His eyes clenched in anger and when my brother looked up he took this as a sign to escape. He snatched his plate and silverware and darted toward the sink. My dad snapped his eyes open and picked up his spaghetti-filled plate and slung it toward the sink at my brother. The eye of the storm was now directly over my mother and the plate crashed into her chest, spaghetti collapsing onto the linoleum kitchen floor. My brother clung onto my mom like the remaining pasta stuck to her chest.
“Get out of this fucking house, now!” Mom said.
Now it was my father who turned into the mute, whose chin dropped to his chest, and the deafening silence of the moment weighed us down in place of gravity. My dad lost the ability to speak, maybe realizing the power of words no longer belonged to him. He quickly descended from judge to plaintiff, and as if knowing the outcome of his case before hearing the outcome, he rose to his bed and began to pack.
“I didn’t do anything wrong. I just rode the bike to Cisco’s like I’m supposed to,” David said, not talking to anyone in particular.
Mom didn’t respond. Just kept washing the dishes and left the spaghetti incident on the linoleum kitchen floor. My sister and I looked at each other, and in our unspoken language, we spoke. We got up and cleaned up the spaghetti and hugged our mom.

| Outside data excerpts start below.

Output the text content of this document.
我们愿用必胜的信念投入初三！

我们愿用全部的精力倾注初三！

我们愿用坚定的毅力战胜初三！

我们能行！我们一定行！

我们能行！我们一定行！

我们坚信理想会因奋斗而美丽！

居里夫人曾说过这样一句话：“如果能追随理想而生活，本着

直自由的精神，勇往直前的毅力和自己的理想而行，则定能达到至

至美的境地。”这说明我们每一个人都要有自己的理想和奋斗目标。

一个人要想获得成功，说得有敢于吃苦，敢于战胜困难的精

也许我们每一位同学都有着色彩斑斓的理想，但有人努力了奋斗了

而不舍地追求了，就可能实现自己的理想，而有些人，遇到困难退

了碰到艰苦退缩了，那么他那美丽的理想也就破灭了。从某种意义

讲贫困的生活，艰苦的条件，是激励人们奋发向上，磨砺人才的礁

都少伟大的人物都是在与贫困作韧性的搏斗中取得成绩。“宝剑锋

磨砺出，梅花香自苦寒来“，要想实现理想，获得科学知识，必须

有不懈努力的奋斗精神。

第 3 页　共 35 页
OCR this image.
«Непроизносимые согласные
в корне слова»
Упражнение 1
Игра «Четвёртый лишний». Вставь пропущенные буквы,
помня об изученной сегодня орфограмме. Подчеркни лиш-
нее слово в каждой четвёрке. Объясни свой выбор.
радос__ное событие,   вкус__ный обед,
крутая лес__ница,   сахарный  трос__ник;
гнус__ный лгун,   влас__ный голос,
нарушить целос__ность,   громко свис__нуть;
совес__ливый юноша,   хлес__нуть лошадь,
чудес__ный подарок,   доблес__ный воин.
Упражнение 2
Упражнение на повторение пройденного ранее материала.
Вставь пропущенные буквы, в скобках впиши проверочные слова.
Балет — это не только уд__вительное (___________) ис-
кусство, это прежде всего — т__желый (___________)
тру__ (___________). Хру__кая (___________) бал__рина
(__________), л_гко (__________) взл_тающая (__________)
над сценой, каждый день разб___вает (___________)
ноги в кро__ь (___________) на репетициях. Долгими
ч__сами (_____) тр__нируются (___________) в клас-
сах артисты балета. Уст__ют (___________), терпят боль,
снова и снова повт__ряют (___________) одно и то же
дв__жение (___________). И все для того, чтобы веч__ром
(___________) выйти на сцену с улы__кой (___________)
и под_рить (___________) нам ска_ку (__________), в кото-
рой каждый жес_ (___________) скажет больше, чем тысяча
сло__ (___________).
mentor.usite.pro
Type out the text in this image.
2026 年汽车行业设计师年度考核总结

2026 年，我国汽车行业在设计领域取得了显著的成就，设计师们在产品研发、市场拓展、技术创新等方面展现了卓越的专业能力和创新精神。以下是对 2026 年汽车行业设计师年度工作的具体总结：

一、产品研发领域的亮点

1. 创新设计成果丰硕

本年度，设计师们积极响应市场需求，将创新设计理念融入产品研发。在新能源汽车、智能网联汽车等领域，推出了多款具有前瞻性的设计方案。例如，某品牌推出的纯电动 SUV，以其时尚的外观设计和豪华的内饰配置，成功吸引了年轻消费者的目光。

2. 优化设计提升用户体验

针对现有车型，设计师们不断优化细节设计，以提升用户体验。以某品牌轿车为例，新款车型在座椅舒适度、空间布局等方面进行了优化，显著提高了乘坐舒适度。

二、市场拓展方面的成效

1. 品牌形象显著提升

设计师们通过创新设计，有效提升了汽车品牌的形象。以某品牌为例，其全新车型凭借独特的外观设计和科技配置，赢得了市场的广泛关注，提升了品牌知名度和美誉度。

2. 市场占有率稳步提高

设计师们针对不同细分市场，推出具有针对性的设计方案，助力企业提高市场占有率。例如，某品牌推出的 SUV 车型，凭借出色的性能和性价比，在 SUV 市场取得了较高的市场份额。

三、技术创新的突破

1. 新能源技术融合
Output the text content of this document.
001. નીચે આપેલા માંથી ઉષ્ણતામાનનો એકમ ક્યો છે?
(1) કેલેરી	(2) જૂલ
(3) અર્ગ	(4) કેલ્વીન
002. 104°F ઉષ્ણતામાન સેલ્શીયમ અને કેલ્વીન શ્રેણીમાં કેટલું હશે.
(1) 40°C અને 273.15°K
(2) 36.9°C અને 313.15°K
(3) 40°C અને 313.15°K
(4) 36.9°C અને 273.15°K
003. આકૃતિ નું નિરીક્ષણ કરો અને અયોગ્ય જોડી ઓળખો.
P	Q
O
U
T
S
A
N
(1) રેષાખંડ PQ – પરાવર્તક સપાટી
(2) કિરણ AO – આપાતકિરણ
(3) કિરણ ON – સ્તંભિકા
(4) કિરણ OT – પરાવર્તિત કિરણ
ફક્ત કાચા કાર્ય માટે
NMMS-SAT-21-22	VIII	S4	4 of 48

“What are we going to do, mom?” I asked.
Before she could answer, you could hear the sirens wailing down the street. David must’ve called them on the phone in our room. My mom stopped the faucet and snapped out of the tornado.
“You called them? Jesus, I was just about to leave,” Dad said, reentering the kitchen with a suitcase.
“No. I did,” David said from behind him.
As though it were dad who was the child, he picked up the suitcase, tossed it into the trunk and slid into the driver's seat. Without looking up, he made smoke and was gone.